4. M. D... a, le 10 mars 2017, signé un bail pour la location d'un appartement de 2 pièces d'une surface de 34,86 m² à Nevers, dont il n'est pas contesté qu'il a ensuite acquitté le loyer. Si la préfète fait valoir qu'il travaille à temps plein à Paris, qu'il dispose d'un logement dans la région parisienne, à Arnouville-lès-Gonesse et qu'il ne peut justifier d'une résidence habituelle et effective dans son appartement de Nevers, il ressort des pièces du dossier qu'il dispose d'attaches familiales dans cette ville où résident ses parents et ses frères et qu'il y retourne régulièrement lorsqu'il ne travaille pas à Paris. Dans ces conditions, c'est à tort que la préfète de la Nièvre a estimé que les conditions de logement de l'intéressé constituaient une fraude à la loi.

5. Toutefois, il ressort des termes de la décision en litige que la préfète s'est également fondée, pour rejeter la demande de M. D..., sur l'existence de dysfonctionnements à l'intérieur du logement, en ce qui concerne notamment les dispositifs de retenue et les équipements de chauffage. Les résultats de l'enquête diligentée le 15 novembre 2018 par le centre communal 'action sociale de Nevers, qui conclut à l'absence de conformité des conditions de logement, ont révélé que les appareils de chauffe ne fonctionnaient qu'après plusieurs manipulations, que le radiateur de la chambre était hors d'usage et que les gardes corps étaient légèrement descellés. Si le requérant produit un constat d'huissier indiquant que le chauffage de l'appartement fonctionne et que les gardes corps sont scellés, ce document établi le 25 avril 2019, postérieurement à la décision en litige, ne permet pas de contredire les constatations sur lesquelles la préfète s'est fondée. Ainsi, le logement occupé par M. D... ne vérifie pas les conditions de bon fonctionnement et de sécurité physique des locataires au regard des dispositions rappelées ci-dessus du décret n° 2002-120 du 30 janvier 2002. Il résulte de l'instruction, notamment des termes de la décision en litige et des écritures en défense de la préfète de la Nièvre qu'elle aurait pris la même décision si elle ne s'était fondée que sur les conditions relatives au logement.

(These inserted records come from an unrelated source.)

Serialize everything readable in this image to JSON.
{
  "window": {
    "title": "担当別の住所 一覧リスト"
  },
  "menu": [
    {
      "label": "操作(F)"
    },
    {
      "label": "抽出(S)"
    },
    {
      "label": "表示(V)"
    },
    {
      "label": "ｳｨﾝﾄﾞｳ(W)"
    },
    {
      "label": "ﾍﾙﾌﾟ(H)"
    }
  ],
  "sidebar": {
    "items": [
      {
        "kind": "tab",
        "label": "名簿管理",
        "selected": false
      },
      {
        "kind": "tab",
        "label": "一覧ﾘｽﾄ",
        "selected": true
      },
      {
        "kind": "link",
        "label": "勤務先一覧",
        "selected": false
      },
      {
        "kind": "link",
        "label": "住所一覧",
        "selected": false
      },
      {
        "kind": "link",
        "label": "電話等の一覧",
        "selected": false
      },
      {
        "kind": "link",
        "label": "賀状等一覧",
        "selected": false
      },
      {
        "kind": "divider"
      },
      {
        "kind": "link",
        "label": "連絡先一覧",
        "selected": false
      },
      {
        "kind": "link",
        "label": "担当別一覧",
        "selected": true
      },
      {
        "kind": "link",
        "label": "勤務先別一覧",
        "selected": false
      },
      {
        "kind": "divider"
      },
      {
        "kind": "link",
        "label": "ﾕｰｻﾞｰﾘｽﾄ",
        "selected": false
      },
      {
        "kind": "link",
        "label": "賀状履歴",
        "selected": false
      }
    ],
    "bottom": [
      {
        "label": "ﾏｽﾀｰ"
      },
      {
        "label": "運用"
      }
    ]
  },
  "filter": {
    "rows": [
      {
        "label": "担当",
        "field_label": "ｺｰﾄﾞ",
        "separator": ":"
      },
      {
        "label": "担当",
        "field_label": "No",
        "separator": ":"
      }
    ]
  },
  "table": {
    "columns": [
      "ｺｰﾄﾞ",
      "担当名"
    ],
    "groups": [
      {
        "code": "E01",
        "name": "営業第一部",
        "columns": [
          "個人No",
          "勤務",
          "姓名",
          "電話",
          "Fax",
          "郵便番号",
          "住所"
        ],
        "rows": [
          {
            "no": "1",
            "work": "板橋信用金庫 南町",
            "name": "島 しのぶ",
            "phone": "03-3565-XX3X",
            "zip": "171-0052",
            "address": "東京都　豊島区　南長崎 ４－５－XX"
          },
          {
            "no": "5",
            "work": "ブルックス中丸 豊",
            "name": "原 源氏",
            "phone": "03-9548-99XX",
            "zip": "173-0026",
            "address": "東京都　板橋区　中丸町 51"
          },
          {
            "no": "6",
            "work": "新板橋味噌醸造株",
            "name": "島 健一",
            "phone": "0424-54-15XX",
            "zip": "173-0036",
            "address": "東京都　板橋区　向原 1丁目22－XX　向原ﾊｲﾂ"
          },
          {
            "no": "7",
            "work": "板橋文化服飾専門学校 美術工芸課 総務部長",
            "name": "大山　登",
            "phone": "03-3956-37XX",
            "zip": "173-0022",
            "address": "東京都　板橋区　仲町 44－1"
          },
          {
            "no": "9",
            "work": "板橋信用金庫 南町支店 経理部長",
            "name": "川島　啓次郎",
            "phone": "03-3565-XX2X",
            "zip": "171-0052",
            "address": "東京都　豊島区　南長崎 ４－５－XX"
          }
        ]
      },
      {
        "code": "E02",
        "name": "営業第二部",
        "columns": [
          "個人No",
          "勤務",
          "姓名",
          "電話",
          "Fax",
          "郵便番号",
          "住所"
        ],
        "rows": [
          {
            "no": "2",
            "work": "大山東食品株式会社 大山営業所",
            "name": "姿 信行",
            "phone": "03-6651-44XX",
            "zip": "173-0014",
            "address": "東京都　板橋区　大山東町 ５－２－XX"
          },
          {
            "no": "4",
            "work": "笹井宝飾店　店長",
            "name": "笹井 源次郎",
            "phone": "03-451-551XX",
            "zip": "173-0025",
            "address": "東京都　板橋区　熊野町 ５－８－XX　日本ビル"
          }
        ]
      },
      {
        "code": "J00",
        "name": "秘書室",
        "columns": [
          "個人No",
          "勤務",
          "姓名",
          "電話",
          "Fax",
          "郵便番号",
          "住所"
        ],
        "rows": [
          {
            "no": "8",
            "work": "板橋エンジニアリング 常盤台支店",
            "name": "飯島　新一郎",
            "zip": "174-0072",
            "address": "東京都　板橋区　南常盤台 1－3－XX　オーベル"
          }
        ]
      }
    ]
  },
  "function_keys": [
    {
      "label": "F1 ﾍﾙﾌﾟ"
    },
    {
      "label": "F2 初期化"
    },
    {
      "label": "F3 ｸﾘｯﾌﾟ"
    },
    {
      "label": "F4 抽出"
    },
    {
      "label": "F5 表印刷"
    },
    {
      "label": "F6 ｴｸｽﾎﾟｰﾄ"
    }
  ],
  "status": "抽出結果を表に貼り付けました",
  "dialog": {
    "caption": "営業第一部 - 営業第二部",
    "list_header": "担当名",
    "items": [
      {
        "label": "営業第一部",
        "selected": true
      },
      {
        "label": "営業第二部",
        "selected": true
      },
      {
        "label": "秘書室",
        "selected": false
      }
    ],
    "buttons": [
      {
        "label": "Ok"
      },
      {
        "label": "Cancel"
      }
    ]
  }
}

6. En second lieu, aux termes de l'article 8 de la convention européenne de sauvegarde des droits de l'homme et des libertés fondamentales : " 1. Toute personne a droit au respect de sa vie privée et familiale, de son domicile et de sa correspondance. 2. Il ne peut y avoir ingérence d'une autorité publique dans l'exercice de ce droit que pour autant que cette ingérence est prévue par la loi et qu'elle constitue une mesure qui, dans une société démocratique, est nécessaire à la sécurité nationale, à la sûreté publique, au bien-être économique du pays, à la défense de l'ordre et à la prévention des infractions pénales, à la protection de la santé ou de la morale, ou à la protection des droits et libertés d'autrui. "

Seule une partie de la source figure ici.